Friday 11 March 2016

Harvard Business School

AM - commute

Ran in and felt good for all of 2ks and then was cactus. Very tired with little sleep this week and the legs were not playing ball. 17k struggle in 4.45s.

PM - strength with Mark P

Focusing on core and glutes. I have neglected this of late but Mark knows his stuff and put me though my paces for 60 minutes. My right knee keeps caving inwards. Need to fix it before I get injured. Pleasingly I got a lot better as the session wore on.

Harvard Business School

Attended a great session today by Mahzarin Banaji from the Harvard Business School - 'The Hidden biases of good people'.

Basically breaking down what our brains are programmed to do and the associated flaws.

Some of my notes:

1. Female named hurricanes kill more people.

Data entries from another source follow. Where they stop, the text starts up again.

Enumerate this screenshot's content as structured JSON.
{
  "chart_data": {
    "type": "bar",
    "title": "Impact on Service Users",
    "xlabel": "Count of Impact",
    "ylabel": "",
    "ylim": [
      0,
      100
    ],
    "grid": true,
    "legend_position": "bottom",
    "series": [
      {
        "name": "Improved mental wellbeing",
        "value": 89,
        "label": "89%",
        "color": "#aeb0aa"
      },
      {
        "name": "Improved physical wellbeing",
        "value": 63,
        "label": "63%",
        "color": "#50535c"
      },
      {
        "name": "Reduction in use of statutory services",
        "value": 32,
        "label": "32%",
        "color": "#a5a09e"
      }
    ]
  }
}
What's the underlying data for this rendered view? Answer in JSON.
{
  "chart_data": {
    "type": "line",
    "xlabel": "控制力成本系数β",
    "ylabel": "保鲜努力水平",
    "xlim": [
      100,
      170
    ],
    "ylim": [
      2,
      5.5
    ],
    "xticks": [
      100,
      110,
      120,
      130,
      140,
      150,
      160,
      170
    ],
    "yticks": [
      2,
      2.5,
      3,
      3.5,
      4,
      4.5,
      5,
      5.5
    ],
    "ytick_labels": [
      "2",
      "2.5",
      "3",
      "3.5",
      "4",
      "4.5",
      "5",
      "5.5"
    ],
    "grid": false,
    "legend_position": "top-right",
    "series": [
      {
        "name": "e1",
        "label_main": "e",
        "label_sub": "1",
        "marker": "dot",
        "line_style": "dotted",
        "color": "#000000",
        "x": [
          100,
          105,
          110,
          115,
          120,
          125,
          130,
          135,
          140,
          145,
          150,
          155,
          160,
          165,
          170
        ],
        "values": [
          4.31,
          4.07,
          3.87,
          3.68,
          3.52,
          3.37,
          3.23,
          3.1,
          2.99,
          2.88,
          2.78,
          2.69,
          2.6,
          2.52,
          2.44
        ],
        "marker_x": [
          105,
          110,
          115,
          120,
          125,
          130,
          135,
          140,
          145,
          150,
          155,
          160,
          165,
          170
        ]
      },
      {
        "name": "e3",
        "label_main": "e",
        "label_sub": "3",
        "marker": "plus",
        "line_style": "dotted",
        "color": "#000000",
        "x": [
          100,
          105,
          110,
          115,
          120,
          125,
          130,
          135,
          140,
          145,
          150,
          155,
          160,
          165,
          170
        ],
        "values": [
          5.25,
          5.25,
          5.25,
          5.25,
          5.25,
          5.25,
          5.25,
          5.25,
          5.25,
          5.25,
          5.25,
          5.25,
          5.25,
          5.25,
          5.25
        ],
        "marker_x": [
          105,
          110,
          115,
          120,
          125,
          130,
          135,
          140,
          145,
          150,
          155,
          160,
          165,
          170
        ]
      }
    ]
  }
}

Why? People are not as scared and are less likely to evacuate.

2. Recognising talent like never before.

Harvard now takes over 30% of its students from families with income support - it has to in order to recruit the right and best people.  The rule that you get the best candidates from the pool that applies is now totally redundant.  A massive thumbs up for diversity.

3. Attention experiment: counting basketball passes video.
http://youtu.be/nkn3wRyb9Bk

We were asked to count passes of two videos superimposed on top of each other. How many?

4. Technology great at identifying our flaws.

Coupled with diversity (different mind sets) we are more likely to think of new forward thinking things to stay ahead.

5. Experiment - Identical resumes sent out but with changes to name, gender or race.

According to studies black men have the same chance of job success as an equivalent white man with a criminal record! No surprises there.

6. 'The way we are discriminating is by favouring people like us'.

Stats say that job referrals have lower probability of working versus orthodox recruitment.

7. Interviews do not work.

Why? Because people think that by looking at someone they can judge if someone is intelligent, trustworthy etc.

'Our brains are constantly telling us wrong things and will be our undoing!'

8. Eyes further apart equals preconceived assumption of being smart as resembles an android. Conversely closer together not smart!

9. Anyone with a babyface deemed more trustworthy as greater resemblance to innocent children.

10. Conversely because babies are incompetent babyfaces are dubbed less competent.